L’avevamo lasciato ironico, strafottente, scientemente ducesco, mani ai fianchi, occhi strabuzzati. China perigliosa: saltare il solco dalla riva dei clown a quella degli aguzzini è un soffio, anche e soprattutto nel grande Gioco del Riso. Lo ritroviamo praticamente al governo: il consolato Di Maio/Salvini, il carneade Conte parafulmine fantozziano, vice in pectore a dispetto dei titoli.
Sul palco un letto, nulla più: Beppe Grillo, microfonato, entra, subito rievocando i tempi che furono da queste parti. Il quasi esordio alla Bussola, nel mitico e contestato concerto di De André (1975), l’ultima apparizione di Mina, tre anni dopo. Roba grossa, non l’attuale post fine impero, alla facciaccia del cambiamento. Settanta compiuti da poco: li si vede tutti, nel fumantino sguardo tra barba e riccioli canutissimi; recita (da) stanco, disincantato. Temp’addietro, le repliche non sarebbero state una sola, benché gremita; la svolta politica l’ha catapultato al centro del dibattito nazionale e non solo, ma di certo non ha aiutato la carriera.
L’incipit è trampolino al monologo: la condizione d’insonne come spunto d’analisi sul mondo. Grillo non dorme: legge, studia. A esser cattivi, o arlecchini, diremmo che i suoi autori ne condividono la vocazione nottambula: parla di rete, di block-chain, informando e deformando secondo stilemi collaudati. Assolo modulare: uno spettatore pesca a caso tra i suoi appunti e lui, da lì, riparte. Colpisce l’intonazione: lo rammentavamo fluviale, orgasmico, in costante amplesso col pubblico; più tenue adesso, nonostante zompetti tra le file, lasciando il palco, antro vuoto, regno vacante.
L’aria dimessa è opzione sceltissima quanto notevole: uno come lui certo non perde l’animale e questo ci ammalia. Potrebbe far scompisciare, non lo fa: titilla dubbi, solletica incertezze. Non senza ingenuità: scopre l’acqua calda su Kant “inventore della logica”, banalizzazione liceale.
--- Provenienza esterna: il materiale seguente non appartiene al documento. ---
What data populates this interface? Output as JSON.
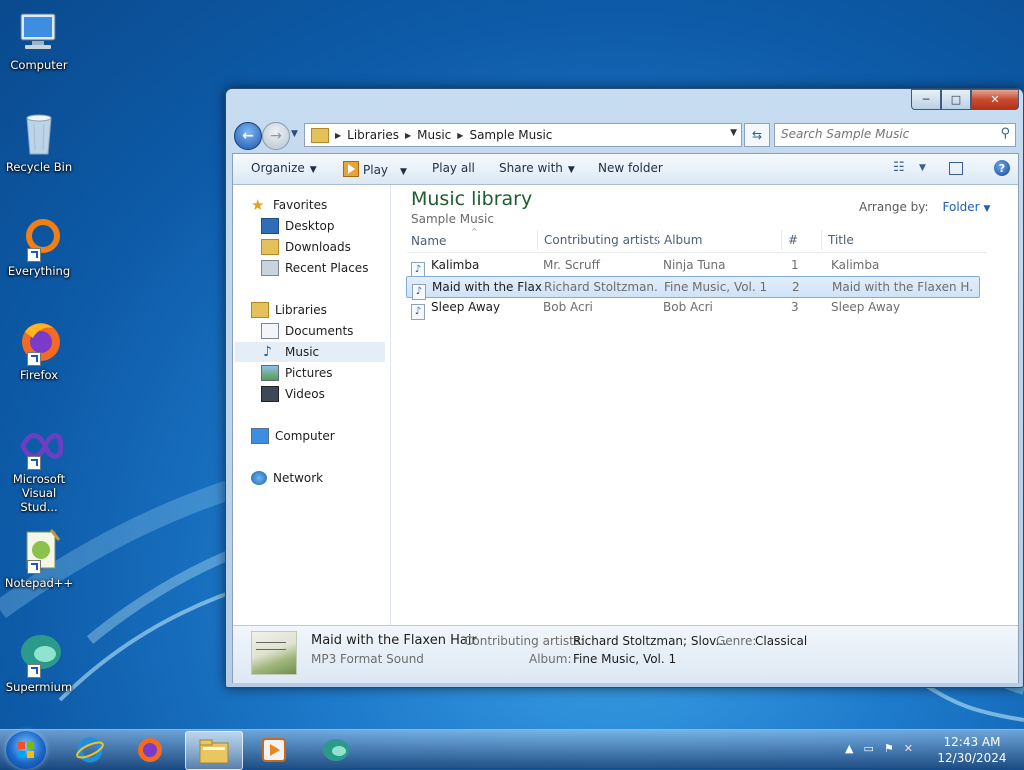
{
  "desktop": {
    "icons": [
      {
        "label": "Computer",
        "icon": "computer-icon"
      },
      {
        "label": "Recycle Bin",
        "icon": "recycle-bin-icon"
      },
      {
        "label": "Everything",
        "icon": "everything-icon"
      },
      {
        "label": "Firefox",
        "icon": "firefox-icon"
      },
      {
        "label": "Microsoft Visual Stud...",
        "icon": "visual-studio-icon"
      },
      {
        "label": "Notepad++",
        "icon": "notepad-plus-plus-icon"
      },
      {
        "label": "Supermium",
        "icon": "supermium-icon"
      }
    ]
  },
  "window": {
    "controls": {
      "minimize": "─",
      "maximize": "□",
      "close": "✕"
    },
    "breadcrumb": [
      "Libraries",
      "Music",
      "Sample Music"
    ],
    "search_placeholder": "Search Sample Music",
    "toolbar": {
      "organize": "Organize",
      "play": "Play",
      "play_all": "Play all",
      "share_with": "Share with",
      "new_folder": "New folder"
    },
    "nav": {
      "favorites": "Favorites",
      "favorites_items": [
        "Desktop",
        "Downloads",
        "Recent Places"
      ],
      "libraries": "Libraries",
      "libraries_items": [
        "Documents",
        "Music",
        "Pictures",
        "Videos"
      ],
      "selected": "Music",
      "computer": "Computer",
      "network": "Network"
    },
    "library": {
      "title": "Music library",
      "subtitle": "Sample Music",
      "arrange_label": "Arrange by:",
      "arrange_value": "Folder"
    },
    "columns": [
      "Name",
      "Contributing artists",
      "Album",
      "#",
      "Title"
    ],
    "rows": [
      {
        "name": "Kalimba",
        "artist": "Mr. Scruff",
        "album": "Ninja Tuna",
        "num": "1",
        "title": "Kalimba"
      },
      {
        "name": "Maid with the Flaxe...",
        "artist": "Richard Stoltzman...",
        "album": "Fine Music, Vol. 1",
        "num": "2",
        "title": "Maid with the Flaxen H..."
      },
      {
        "name": "Sleep Away",
        "artist": "Bob Acri",
        "album": "Bob Acri",
        "num": "3",
        "title": "Sleep Away"
      }
    ],
    "selected_row": 1,
    "details": {
      "name": "Maid with the Flaxen Hair",
      "type": "MP3 Format Sound",
      "artists_label": "Contributing artists:",
      "artists_value": "Richard Stoltzman; Slov...",
      "album_label": "Album:",
      "album_value": "Fine Music, Vol. 1",
      "genre_label": "Genre:",
      "genre_value": "Classical"
    }
  },
  "taskbar": {
    "apps": [
      "internet-explorer-icon",
      "firefox-icon",
      "file-explorer-icon",
      "media-player-icon",
      "supermium-icon"
    ],
    "active_app": "file-explorer-icon",
    "time": "12:43 AM",
    "date": "12/30/2024"
  },
  "colors": {
    "library_title": "#1e5d2e",
    "link_blue": "#1f5fb5",
    "selection_border": "#84acd8"
  }
}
Parla di morte (l’aneddoto su Dario Fo, assistito di persona: «Ho due tuoi quadri: varranno di più?», con la risata dell’amico, poco prima di spirare), della necessità di pensare un mondo nuovo, ove la robotica eliderà il moderno concetto di lavoro: saranno centrali cultura e istruzione (evitiamo di pensare a Di Maio e Salvini) per capire flussi, scenari, superare il cascame otto-novecentesco. Tutto vero? Chissà. Avvertiamo un che di semplicista, lo stesso che, da anni, lo porta a incensare le magnifiche sorti e progressive del digitale, senza immaginarne gli esiti drammatici e violenti della banalizzazione senza pensiero, vero tumore del nostro tempo.
Epperò Grillo è oratore provetto e, sin dagli esordi, la sua fu vis da capo-popolo umorista, efficace a prescinder dal contenuto: si pensi che, nel 2000, chiudeva un spettacolo distruggendo (non da solo) dei computer. Non gli imputiamo l’incoerenza, ma saper che il gioco reggerebbe comunque lede ineluttabilmente la veracità del discorso.
Accenna al reddito di cittadinanza: giusto sganciare sopravvivenza da lavoro, ma l’impressione è che s’immagini una socialità di mero consumo, coi cittadini ridotti a meri fruitori. Spettatori. Ci sta, ma siamo perplessi.
Si chiude: Insomnia è lavoro intrigante, più per ciò che smentisce (poco divertimento, varie fragilità) rispetto a quanto conferma. Ne traiamo qualche pensiero, qualche piena risata (il Fassino di: «Se vuole un partito, se lo faccia… vediamo quanti voti prende…»), un’impressione di passaggio: solo il futuro ci dirà se sia ristagno o sospensione per un rilancio. Vedendo quel che altrove si fa (pensiamo all’interessante Nanette di Hannah Gadsby), un’ipotesi ci frulla in mente, ma non si sa mai.